Jung, who was living in Germany during Hitler’s rise to power, explained the phenomenon in characteristically poetic terms: "Hitler is the mirror of every Germans’ unconscious, but of course he mirrors nothing from a non-German. He is the loudspeaker which magnifies the inaudible whispers of the German soul until they can be heard by the German’s unconscious ear. He is the first man to tell every German what he has been thinking and feeling all along in his unconscious about German fate..."

Until he was destroyed by his own megalomania, Hitler was something of a textbook case of inspirational leadership — even if his inspiration was essentially evil. Jung’s phrase, "the loudspeaker which magnifies the inaudible whispers of the German soul", explains what appears to be the almost mystical power of truly outstanding leaders throughout history. In every case, they are channelling, or focusing, dreams and iderals which already exist in the minds of the communities they serve.

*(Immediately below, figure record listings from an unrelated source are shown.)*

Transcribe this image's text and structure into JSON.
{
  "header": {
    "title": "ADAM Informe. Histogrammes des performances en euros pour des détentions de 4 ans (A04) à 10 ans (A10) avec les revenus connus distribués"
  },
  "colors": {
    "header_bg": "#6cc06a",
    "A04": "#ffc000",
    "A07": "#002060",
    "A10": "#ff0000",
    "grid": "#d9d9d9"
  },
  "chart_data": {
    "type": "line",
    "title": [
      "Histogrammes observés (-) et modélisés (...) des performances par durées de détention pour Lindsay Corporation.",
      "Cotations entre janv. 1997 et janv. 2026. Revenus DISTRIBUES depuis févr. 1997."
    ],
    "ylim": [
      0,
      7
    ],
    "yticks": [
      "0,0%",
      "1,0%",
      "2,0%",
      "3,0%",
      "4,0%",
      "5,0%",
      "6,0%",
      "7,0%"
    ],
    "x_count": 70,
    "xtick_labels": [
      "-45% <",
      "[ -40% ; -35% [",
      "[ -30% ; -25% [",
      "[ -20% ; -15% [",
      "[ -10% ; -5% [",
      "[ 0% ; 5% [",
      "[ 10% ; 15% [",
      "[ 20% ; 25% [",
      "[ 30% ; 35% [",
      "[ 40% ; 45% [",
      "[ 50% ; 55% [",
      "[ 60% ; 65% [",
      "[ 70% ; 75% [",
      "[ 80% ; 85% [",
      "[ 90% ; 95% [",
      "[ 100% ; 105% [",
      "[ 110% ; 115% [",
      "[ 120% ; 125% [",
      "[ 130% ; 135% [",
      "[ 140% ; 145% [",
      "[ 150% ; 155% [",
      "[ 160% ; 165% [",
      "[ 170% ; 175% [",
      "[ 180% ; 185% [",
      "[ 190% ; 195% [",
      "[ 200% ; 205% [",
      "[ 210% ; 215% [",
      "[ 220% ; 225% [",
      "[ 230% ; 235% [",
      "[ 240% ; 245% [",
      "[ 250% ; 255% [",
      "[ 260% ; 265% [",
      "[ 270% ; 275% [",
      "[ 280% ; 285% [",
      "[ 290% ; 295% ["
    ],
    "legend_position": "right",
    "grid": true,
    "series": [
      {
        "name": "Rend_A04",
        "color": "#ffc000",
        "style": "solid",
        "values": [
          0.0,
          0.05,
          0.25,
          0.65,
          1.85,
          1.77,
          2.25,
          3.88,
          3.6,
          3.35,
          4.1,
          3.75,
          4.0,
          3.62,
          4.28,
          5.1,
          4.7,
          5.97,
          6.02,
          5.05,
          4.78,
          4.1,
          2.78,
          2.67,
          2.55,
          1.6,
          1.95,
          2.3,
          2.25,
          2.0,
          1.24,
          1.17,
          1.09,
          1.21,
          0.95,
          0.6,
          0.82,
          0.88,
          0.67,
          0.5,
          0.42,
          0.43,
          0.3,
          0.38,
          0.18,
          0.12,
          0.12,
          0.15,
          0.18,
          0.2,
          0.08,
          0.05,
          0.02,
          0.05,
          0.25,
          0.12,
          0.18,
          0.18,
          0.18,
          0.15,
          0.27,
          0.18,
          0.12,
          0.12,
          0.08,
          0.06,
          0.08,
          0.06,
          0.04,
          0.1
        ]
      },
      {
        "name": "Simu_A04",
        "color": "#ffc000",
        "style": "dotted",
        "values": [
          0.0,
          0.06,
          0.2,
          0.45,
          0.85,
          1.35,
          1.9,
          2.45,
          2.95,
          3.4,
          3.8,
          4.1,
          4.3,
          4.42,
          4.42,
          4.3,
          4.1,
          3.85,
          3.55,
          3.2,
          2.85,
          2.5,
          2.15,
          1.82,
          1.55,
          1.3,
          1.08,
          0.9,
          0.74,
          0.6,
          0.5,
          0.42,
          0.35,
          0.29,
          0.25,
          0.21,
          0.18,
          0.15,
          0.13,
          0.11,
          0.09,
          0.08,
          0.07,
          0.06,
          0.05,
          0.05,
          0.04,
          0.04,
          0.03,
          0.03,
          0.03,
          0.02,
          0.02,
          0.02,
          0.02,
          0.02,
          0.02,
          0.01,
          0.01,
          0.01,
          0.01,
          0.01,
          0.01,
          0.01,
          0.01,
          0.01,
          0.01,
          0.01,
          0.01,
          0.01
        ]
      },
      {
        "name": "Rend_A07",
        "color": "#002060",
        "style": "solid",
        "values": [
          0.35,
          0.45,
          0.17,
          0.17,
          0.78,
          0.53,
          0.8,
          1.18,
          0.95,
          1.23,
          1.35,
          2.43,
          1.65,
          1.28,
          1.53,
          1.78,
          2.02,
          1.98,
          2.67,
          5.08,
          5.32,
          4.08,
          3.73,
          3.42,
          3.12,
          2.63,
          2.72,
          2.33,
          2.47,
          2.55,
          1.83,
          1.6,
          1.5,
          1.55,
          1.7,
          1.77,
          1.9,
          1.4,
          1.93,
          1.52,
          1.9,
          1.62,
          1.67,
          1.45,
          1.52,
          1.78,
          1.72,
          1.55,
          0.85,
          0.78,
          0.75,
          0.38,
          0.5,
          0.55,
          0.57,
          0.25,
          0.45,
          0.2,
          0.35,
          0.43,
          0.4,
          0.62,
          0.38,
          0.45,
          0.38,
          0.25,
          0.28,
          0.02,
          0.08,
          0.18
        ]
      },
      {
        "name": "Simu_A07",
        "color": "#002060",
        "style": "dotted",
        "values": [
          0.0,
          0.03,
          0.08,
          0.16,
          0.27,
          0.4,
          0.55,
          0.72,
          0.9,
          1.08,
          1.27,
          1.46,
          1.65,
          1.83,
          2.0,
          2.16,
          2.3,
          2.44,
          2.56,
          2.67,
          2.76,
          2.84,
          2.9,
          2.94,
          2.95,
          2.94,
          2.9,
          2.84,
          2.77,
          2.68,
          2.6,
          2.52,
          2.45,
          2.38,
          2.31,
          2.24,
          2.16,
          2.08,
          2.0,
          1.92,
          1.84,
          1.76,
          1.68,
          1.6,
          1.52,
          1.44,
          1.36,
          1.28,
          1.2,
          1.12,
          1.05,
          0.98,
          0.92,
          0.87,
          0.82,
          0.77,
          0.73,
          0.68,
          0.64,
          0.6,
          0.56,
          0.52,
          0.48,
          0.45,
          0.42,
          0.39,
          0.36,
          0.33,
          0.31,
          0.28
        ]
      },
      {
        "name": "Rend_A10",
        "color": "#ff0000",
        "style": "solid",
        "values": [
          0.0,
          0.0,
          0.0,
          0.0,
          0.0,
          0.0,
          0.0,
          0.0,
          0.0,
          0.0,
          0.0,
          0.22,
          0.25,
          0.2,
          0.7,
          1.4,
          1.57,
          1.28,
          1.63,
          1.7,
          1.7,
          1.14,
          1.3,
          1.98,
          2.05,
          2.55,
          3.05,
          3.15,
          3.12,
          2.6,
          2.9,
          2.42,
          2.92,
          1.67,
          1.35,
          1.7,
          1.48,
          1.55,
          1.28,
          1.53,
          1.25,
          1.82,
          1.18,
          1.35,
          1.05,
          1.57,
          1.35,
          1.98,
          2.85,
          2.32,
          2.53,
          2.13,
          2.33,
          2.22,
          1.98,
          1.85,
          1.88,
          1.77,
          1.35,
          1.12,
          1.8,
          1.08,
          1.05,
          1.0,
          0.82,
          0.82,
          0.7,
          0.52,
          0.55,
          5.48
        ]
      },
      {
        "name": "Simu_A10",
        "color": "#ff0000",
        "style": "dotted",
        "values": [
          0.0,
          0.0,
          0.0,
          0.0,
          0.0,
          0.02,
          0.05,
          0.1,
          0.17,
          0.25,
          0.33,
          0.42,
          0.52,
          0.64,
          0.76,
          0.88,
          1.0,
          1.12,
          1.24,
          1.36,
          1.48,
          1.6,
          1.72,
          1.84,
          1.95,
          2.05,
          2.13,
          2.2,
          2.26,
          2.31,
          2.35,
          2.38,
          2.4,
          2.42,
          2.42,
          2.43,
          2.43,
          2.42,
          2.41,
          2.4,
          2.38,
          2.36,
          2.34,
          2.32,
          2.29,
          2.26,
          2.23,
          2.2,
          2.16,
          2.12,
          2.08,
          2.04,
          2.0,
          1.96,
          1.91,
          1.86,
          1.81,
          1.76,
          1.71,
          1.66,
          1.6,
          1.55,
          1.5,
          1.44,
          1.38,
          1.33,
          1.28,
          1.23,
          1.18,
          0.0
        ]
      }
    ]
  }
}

So there’s another key to understanding the nature of leadership: leaders serve those whom they lead, by showing them how their dreams can come true; by constructing a framework within which their potential can be fulfilled.

In that sense, the best leaders don’t stand apart from us; they stand with us, and for us. They represent our own capacity to prevail. They defend us against our tendency to be sucked down into despair, depression or even boredom. They raised our sights, our hopes, and our spirits.

In the most sublime cases, they even stir in us an expanded sense of our human potential and, indeed, of what it menas to be human.

This is not mere rhetoric: it is the nuts-and-bolts reality of inspirational leaders. "Vision" is not confined to politics: it exists in all the best and brightest business organisations, at the leading edge of all scientific endeavour, in the best examples of professional work, and in well-functioning communities and families all around the world.

The greatest tragedy of contemporary Australian life is the growing number of people who feel there is a gap between the way they would like to live and the way they actually do live. That gap defines, quite precisely, leadership’s lost opportunities.

Leaders allow us to flourish by inspiring us with the possibility that we can flourish. When leaders fall for the trap of believing that leadership is simply a matter of "getting things done" or of harnessing theresources of other people to achieve the leader’s own ends, the people will, surely, perish — in the sense that they will be exploited rather than inspired; manipulated, rather than energised.

You aspire to leadership? Cast yourself in the role of servant to those whom you lead, and listen to those "whispers of the soul". Then, and only then, will you be qualified to articulate your vision for them.